Another interesting fact is that Google so carefully monitors its servers. The hard drive paper, and now this memory paper, show us that Google is paying close attention to their machines. In a way, you’d assume that they’d have to, since their farms are geographically distributed and numerous. (One estimate suggests they have a million servers, while others are in the solid five-digit range. The latter seems more relevant, since the paper identifies the sample population as “many ten-thousands of machines”, though this doesn’t discredit the lager estimate.) While redundancy and distribution help, they still need people to replace failing hardware. Lots of companies check on the health of their rigs, but to do so at a level of detail that tracks and stores the history of those machines is a technique that’s very sensible and forward-thinking.
Google, with its large (or huge?) array of servers has the unique opportunity to study computer equipment in the same environment where it’s normally installed and used, as it is actually used, rather than in a laboratory environment. The results of these observations are very valuable to anyone who deploys servers. Since they help show how the machines might predictably fail or degrade, server operators can do better jobs of estimating and planning, resulting in better service and less waste.

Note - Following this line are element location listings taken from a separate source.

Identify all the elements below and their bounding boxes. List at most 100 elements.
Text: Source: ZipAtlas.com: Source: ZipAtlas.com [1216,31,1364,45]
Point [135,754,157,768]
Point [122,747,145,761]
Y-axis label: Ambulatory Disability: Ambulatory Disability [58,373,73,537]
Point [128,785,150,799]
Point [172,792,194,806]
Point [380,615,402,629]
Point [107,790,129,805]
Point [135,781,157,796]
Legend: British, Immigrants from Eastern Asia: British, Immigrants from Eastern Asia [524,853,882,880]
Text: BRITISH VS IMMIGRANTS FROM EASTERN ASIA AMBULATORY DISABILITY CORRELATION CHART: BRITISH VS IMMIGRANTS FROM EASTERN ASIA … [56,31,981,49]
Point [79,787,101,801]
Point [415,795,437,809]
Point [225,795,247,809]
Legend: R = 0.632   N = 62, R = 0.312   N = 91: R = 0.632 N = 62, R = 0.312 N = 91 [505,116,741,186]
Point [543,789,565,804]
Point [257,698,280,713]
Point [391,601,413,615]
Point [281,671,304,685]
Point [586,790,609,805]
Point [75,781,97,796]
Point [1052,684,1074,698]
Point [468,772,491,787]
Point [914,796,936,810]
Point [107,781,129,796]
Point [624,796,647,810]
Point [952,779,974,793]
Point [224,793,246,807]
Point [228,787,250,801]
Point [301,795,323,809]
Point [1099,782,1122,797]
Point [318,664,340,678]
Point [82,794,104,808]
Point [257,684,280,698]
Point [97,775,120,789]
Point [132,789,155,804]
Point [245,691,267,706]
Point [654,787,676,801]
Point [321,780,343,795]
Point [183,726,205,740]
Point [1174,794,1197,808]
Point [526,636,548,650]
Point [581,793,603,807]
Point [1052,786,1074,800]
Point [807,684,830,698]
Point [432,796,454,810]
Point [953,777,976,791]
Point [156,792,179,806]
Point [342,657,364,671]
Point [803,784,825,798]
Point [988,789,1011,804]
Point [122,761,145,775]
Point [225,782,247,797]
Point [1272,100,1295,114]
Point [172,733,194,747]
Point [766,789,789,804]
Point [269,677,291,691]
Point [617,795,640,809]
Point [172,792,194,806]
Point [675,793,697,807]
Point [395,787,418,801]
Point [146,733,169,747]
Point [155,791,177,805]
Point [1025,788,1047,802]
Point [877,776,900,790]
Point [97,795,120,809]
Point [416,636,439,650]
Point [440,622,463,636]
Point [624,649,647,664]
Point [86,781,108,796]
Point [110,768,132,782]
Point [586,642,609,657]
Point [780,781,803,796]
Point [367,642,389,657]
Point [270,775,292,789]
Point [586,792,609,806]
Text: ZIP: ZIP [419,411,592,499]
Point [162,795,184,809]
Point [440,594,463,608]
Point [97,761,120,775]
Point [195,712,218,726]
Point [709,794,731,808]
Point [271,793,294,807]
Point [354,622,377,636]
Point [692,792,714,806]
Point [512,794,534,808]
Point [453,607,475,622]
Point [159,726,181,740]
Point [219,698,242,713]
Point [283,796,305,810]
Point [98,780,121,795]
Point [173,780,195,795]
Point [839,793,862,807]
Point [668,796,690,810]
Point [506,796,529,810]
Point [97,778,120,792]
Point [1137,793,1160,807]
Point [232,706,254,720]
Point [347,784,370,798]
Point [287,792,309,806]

DRAM, as we know, is the volatile memory that stores data closest to the processor. Like any other part of a computer, it can experience errors. When the processor stores data in it, the data might not be stored correctly. When the data is retrieved, it might not match what was stored. That’s obviously a problem: if the data stored in memory is actually code, the corruption actually causes a crash or unpredictable execution. If the data is user data, the manifestation ends up being incorrect results or a crash, as well.
But how often does DRAM fail?
The study of the Google servers shows that it fails more frequently than we previously thought; that temperature of the device doesn’t correlate to failure, and the manufacturer doesn’t correlate to failure, as well. The relationship between temperature and failure is interesting, since it might mean that we over-cool our computers. All computers have exhaust fans, and it seesms that too much energy might be spent on spinning those fans if we can correlate neither disk drive nor DIMM failure to ambient temperature. The idea that certain vendors make memory that’s less prone toe errors is also relieving, as the paper concludes that its the design of hte host system which more directly correlates to memory errors. Builders should spend their attention, then, on choosing robust systems rather than memory which vendor offers the best memory. That is, paying a premium for a particular vendor is probably a waste.
A very interesting finding is that utilization does increase memory rate. While this finidng is suprising, I’m not sure how it might be practically applied as memory is there to be used. It would be remarkable to provision a machine with twice as much memory as needed just to try and reduce the chance of memory errors, but the fact that high rates of memory access increase the normalized rate of errors suggests that memory simply isn’t as reliable as we might like to think.
The most substantial item in the paper is the high rate of errors. The case is very strong for using EEC memory; most server machines do so already, as do some high-end workstations. But very few desktop machines do. Since density also correlates to higher error rates, I think we can expect that as density increases, ECC will eventually become necessary at all levels.